Travel Guide
Camel Riding in Dubai: What It's Actually Like
The lurch when it stands, the slow sway, how high you sit, what it costs, and how to pick an operator that treats the animals properly. A straight account before you book.
Desert Thrill Editorial · 6 min read · Jun 9, 2026

The first ten seconds are the strange part
Here is the part nobody warns you about with camel riding in Dubai. The camel is already sitting when you climb on, folded down on the sand with its legs tucked under. You swing a leg over the saddle, get told to lean back, and then it stands up. Back legs first. For a second you pitch forward toward the camel's neck, then it straightens the front legs and you rock back the other way. Hold the saddle horn, not the reins, and you are fine.
Once it is up you are sitting roughly two metres off the ground, higher than you expect. The walk is a slow side-to-side roll because both legs on the same side move together. People compare it to a small boat in a light swell. It is not fast and it is not jolting. After a minute your body adjusts to the rhythm and you stop gripping so hard.
Where camel riding in Dubai usually happens
Most rides are a short loop in the dunes as part of a desert safari, out in the Dubai Desert Conservation Reserve or the dune belt past Lehbab and Al Lahbab on the road toward Hatta, about 45 minutes to an hour from Downtown. The camel handler leads on foot or the animals walk nose-to-tail in a short train. You are not steering anything.
A handful of beach operators run camels along the sand near Jumeirah and the public beach by Kite Beach in the cooler months, which makes for a different photo with the water behind you. Those tend to be even shorter, more of a walk-up-and-sit-for-pictures arrangement than a proper ride.
How long it lasts and what you pay
Be honest with yourself about the length. Inside a desert safari the camel ride is usually 10 to 15 minutes, sometimes just a five-minute lap around the camp. It is one item on an evening that also includes dune driving, sandboarding, dinner and a show. The ride is the gentle part.
If it is bundled into the safari, it is often included in the package, which runs roughly AED 150 to 350 per person depending on the operator and whether it is a shared 4x4 or a private one. A standalone or longer dedicated camel trek, say 30 to 60 minutes, is closer to AED 200 to 400. Beach rides are typically sold by the loop, around AED 50 to 100. Tip the handler if the price did not already include it.
The animal welfare question, asked plainly
Camels are working animals here and a well-run operation treats them as the asset they are. The signs of a responsible one are not hard to read. Look at the camels themselves: a healthy animal has clear eyes, no open sores under the saddle or around the nose peg, ribs you cannot count from across the camp, and it is not visibly straining or foaming. Saddles should sit on padding, not bare skin.
Ask how long the animals work and whether they get rest and shade between rides. Good operators rotate their camels and stop riding in the worst of the afternoon heat. Avoid anyone who lets a single camel carry rider after rider all day in 45-degree sun, or who jerks the nose rope to make the animal move. If the company can name its desert site and talks about conservation-zone permits, that is usually a better sign than a roadside setup with no fixed base.

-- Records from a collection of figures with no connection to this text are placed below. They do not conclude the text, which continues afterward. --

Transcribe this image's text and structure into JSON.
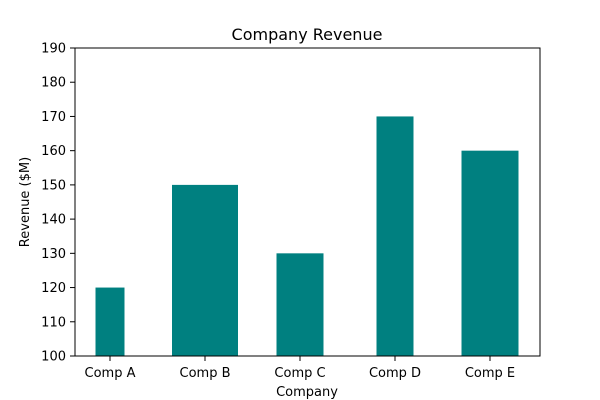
{
  "chart_data": {
    "type": "bar",
    "title": "Company Revenue",
    "xlabel": "Company",
    "ylabel": "Revenue ($M)",
    "categories": [
      "Comp A",
      "Comp B",
      "Comp C",
      "Comp D",
      "Comp E"
    ],
    "values": [
      120,
      150,
      130,
      170,
      160
    ],
    "ylim": [
      100,
      190
    ],
    "yticks": [
      100,
      110,
      120,
      130,
      140,
      150,
      160,
      170,
      180,
      190
    ],
    "bar_color": "#008080",
    "grid": false,
    "legend": "none"
  }
}
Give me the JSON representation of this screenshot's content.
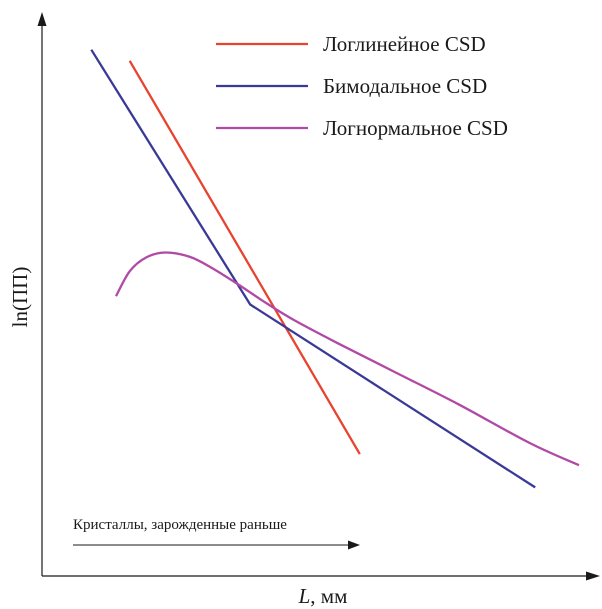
{
  "chart_data": {
    "type": "line",
    "title": "",
    "xlabel_var": "L",
    "xlabel_unit": ", мм",
    "ylabel": "ln(ПП)",
    "xlim": [
      0,
      10
    ],
    "ylim": [
      0,
      10
    ],
    "ticks_shown": false,
    "grid": false,
    "legend_position": "top-right",
    "series": [
      {
        "name": "Логлинейное CSD",
        "color": "#e8432e",
        "x": [
          1.6,
          5.8
        ],
        "y": [
          9.3,
          2.2
        ]
      },
      {
        "name": "Бимодальное CSD",
        "color": "#3a3a96",
        "x": [
          0.9,
          3.8,
          9.0
        ],
        "y": [
          9.5,
          4.9,
          1.6
        ]
      },
      {
        "name": "Логнормальное CSD",
        "color": "#b04aa6",
        "x": [
          1.35,
          1.6,
          1.9,
          2.25,
          2.7,
          3.1,
          3.6,
          4.1,
          4.6,
          5.4,
          6.4,
          7.6,
          8.9,
          9.8
        ],
        "y": [
          5.05,
          5.5,
          5.75,
          5.84,
          5.76,
          5.56,
          5.25,
          4.92,
          4.62,
          4.2,
          3.7,
          3.1,
          2.4,
          2.0
        ]
      }
    ],
    "annotation": {
      "text": "Кристаллы, зарожденные раньше",
      "arrow": "right"
    }
  }
}
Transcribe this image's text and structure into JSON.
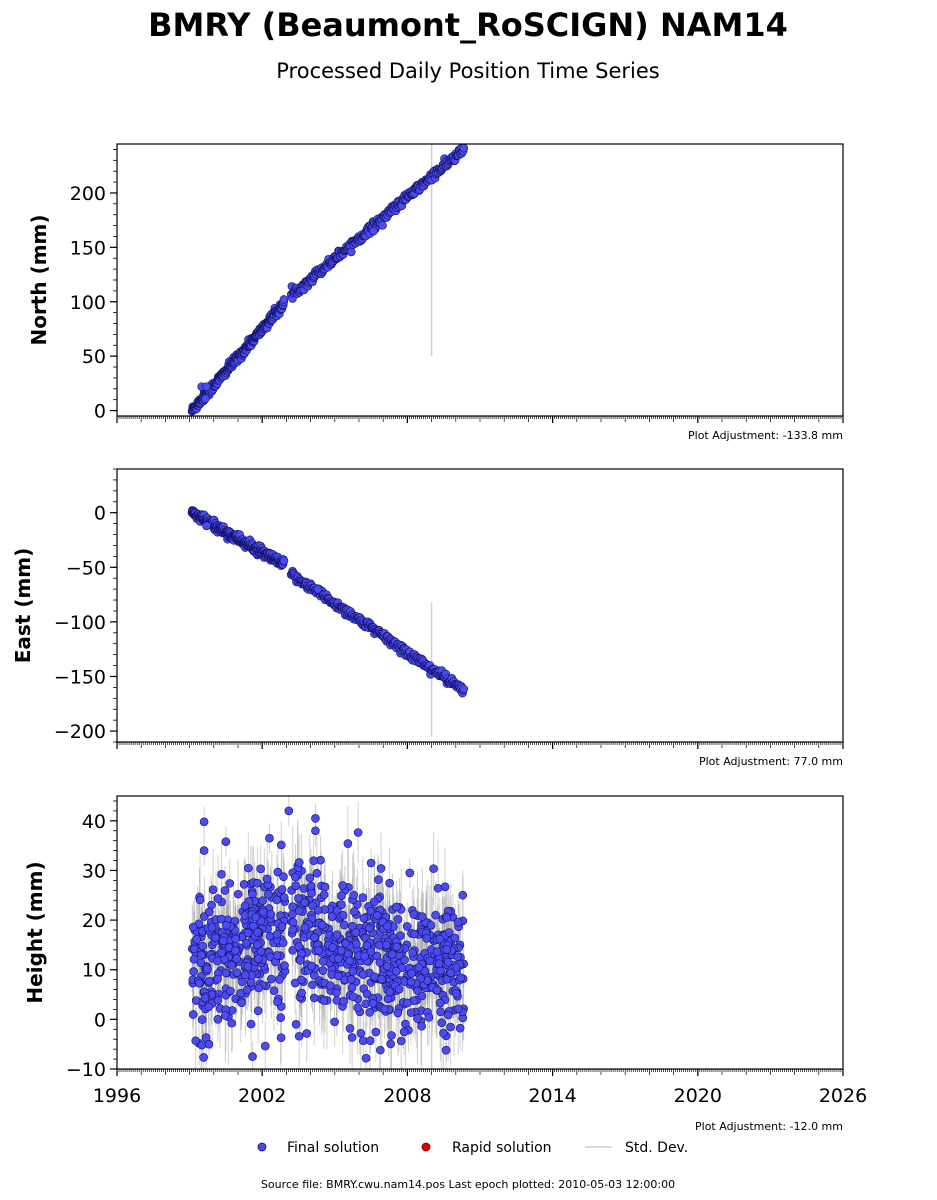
{
  "header": {
    "title": "BMRY (Beaumont_RoSCIGN) NAM14",
    "subtitle": "Processed Daily Position Time Series"
  },
  "legend": {
    "final_label": "Final solution",
    "rapid_label": "Rapid solution",
    "std_label": "Std. Dev."
  },
  "footer": {
    "text": "Source file: BMRY.cwu.nam14.pos  Last epoch plotted: 2010-05-03 12:00:00"
  },
  "colors": {
    "final": "#4b4bf0",
    "final_edge": "#101060",
    "rapid": "#e00000",
    "std": "#9a9a9a"
  },
  "chart_data": [
    {
      "type": "scatter",
      "name": "north",
      "ylabel": "North (mm)",
      "adjustment": "Plot Adjustment: -133.8 mm",
      "xlim": [
        1996,
        2026
      ],
      "ylim": [
        -5,
        245
      ],
      "yticks": [
        0,
        50,
        100,
        150,
        200
      ],
      "xticks": [
        1996,
        2002,
        2008,
        2014,
        2020,
        2026
      ],
      "show_xtick_labels": false,
      "trend_segments": [
        {
          "x": [
            1999.1,
            2002.9
          ],
          "y": [
            0,
            98
          ],
          "noise": 2
        },
        {
          "x": [
            2003.2,
            2010.33
          ],
          "y": [
            106,
            240
          ],
          "noise": 2
        }
      ],
      "outliers": [
        {
          "x": 1999.5,
          "y": 22
        },
        {
          "x": 1999.7,
          "y": 22
        },
        {
          "x": 2006.6,
          "y": 165
        },
        {
          "x": 1999.65,
          "y": 11
        }
      ],
      "std_spike": {
        "x": 2009.0,
        "y": [
          50,
          245
        ]
      },
      "grid": false
    },
    {
      "type": "scatter",
      "name": "east",
      "ylabel": "East (mm)",
      "adjustment": "Plot Adjustment: 77.0 mm",
      "xlim": [
        1996,
        2026
      ],
      "ylim": [
        -210,
        40
      ],
      "yticks": [
        0,
        -50,
        -100,
        -150,
        -200
      ],
      "ytick_labels": [
        "0",
        "−50",
        "−100",
        "−150",
        "−200"
      ],
      "xticks": [
        1996,
        2002,
        2008,
        2014,
        2020,
        2026
      ],
      "show_xtick_labels": false,
      "trend_segments": [
        {
          "x": [
            1999.1,
            2002.9
          ],
          "y": [
            0,
            -48
          ],
          "noise": 2
        },
        {
          "x": [
            2003.2,
            2010.33
          ],
          "y": [
            -56,
            -163
          ],
          "noise": 2
        }
      ],
      "outliers": [
        {
          "x": 1999.7,
          "y": -12
        },
        {
          "x": 2004.3,
          "y": -70
        }
      ],
      "std_spike": {
        "x": 2009.0,
        "y": [
          -205,
          -82
        ]
      },
      "grid": false
    },
    {
      "type": "scatter",
      "name": "height",
      "ylabel": "Height (mm)",
      "adjustment": "Plot Adjustment: -12.0 mm",
      "xlim": [
        1996,
        2026
      ],
      "ylim": [
        -10,
        45
      ],
      "yticks": [
        -10,
        0,
        10,
        20,
        30,
        40
      ],
      "ytick_labels": [
        "−10",
        "0",
        "10",
        "20",
        "30",
        "40"
      ],
      "xticks": [
        1996,
        2002,
        2008,
        2014,
        2020,
        2026
      ],
      "xtick_labels": [
        "1996",
        "2002",
        "2008",
        "2014",
        "2020",
        "2026"
      ],
      "show_xtick_labels": true,
      "data_x_range": [
        1999.1,
        2010.33
      ],
      "gap": [
        2002.95,
        2003.2
      ],
      "mean_profile": [
        {
          "x": 1999.1,
          "y": 10
        },
        {
          "x": 2000.0,
          "y": 14
        },
        {
          "x": 2001.0,
          "y": 15
        },
        {
          "x": 2002.0,
          "y": 17
        },
        {
          "x": 2003.2,
          "y": 19
        },
        {
          "x": 2004.0,
          "y": 18
        },
        {
          "x": 2005.0,
          "y": 14
        },
        {
          "x": 2006.0,
          "y": 13
        },
        {
          "x": 2007.0,
          "y": 12
        },
        {
          "x": 2008.0,
          "y": 11
        },
        {
          "x": 2009.0,
          "y": 10
        },
        {
          "x": 2010.33,
          "y": 10
        }
      ],
      "spread": 7,
      "outliers": [
        {
          "x": 2003.1,
          "y": 42
        },
        {
          "x": 2004.2,
          "y": 40.5
        },
        {
          "x": 1999.6,
          "y": 39.8
        },
        {
          "x": 2004.2,
          "y": 38
        },
        {
          "x": 2002.3,
          "y": 36.5
        },
        {
          "x": 2000.5,
          "y": 35.8
        },
        {
          "x": 1999.6,
          "y": 34
        },
        {
          "x": 2001.6,
          "y": -7.5
        },
        {
          "x": 2003.4,
          "y": -1
        },
        {
          "x": 2008.1,
          "y": 29.5
        },
        {
          "x": 2006.5,
          "y": 31.5
        },
        {
          "x": 1999.8,
          "y": -5
        }
      ],
      "std_spike": {
        "x": 2009.0,
        "y": [
          -10,
          30
        ]
      },
      "grid": false
    }
  ]
}
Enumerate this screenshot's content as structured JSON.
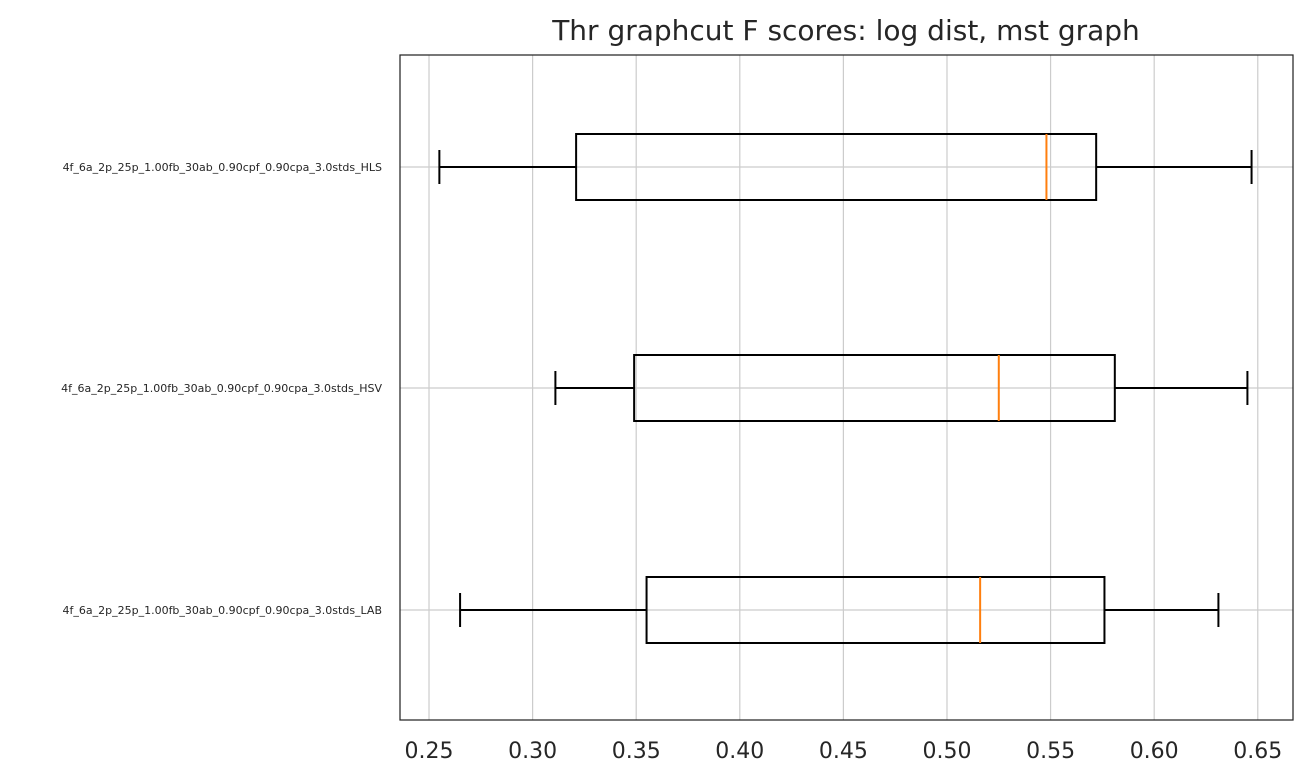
{
  "chart_data": {
    "type": "boxplot",
    "orientation": "horizontal",
    "title": "Thr graphcut F scores: log dist, mst graph",
    "xlabel": "",
    "ylabel": "",
    "xlim": [
      0.236,
      0.667
    ],
    "xticks": [
      0.25,
      0.3,
      0.35,
      0.4,
      0.45,
      0.5,
      0.55,
      0.6,
      0.65
    ],
    "xtick_labels": [
      "0.25",
      "0.30",
      "0.35",
      "0.40",
      "0.45",
      "0.50",
      "0.55",
      "0.60",
      "0.65"
    ],
    "grid": true,
    "categories": [
      "4f_6a_2p_25p_1.00fb_30ab_0.90cpf_0.90cpa_3.0stds_HLS",
      "4f_6a_2p_25p_1.00fb_30ab_0.90cpf_0.90cpa_3.0stds_HSV",
      "4f_6a_2p_25p_1.00fb_30ab_0.90cpf_0.90cpa_3.0stds_LAB"
    ],
    "boxes": [
      {
        "whisker_low": 0.255,
        "q1": 0.321,
        "median": 0.548,
        "q3": 0.572,
        "whisker_high": 0.647
      },
      {
        "whisker_low": 0.311,
        "q1": 0.349,
        "median": 0.525,
        "q3": 0.581,
        "whisker_high": 0.645
      },
      {
        "whisker_low": 0.265,
        "q1": 0.355,
        "median": 0.516,
        "q3": 0.576,
        "whisker_high": 0.631
      }
    ],
    "colors": {
      "box": "#000000",
      "median": "#ff7f0e",
      "grid": "#cccccc",
      "axes": "#262626"
    }
  }
}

What to wear and what to hold
Closed shoes or trainers, not flip-flops, because you will be walking on hot sand and the camel kicks up grit. Loose long trousers are more comfortable on the saddle than shorts, and they keep the sun off. Sunglasses and a hat that will not blow away. In winter evenings the desert gets genuinely cool after sunset, so bring a layer.
Hold the saddle horn with one hand, especially during the stand-up and sit-down, which are the only moments that catch people out. Keep your phone on a wrist strap or in a zipped pocket. A dropped phone disappears into soft sand fast, and the camel will not wait for you to dig it out.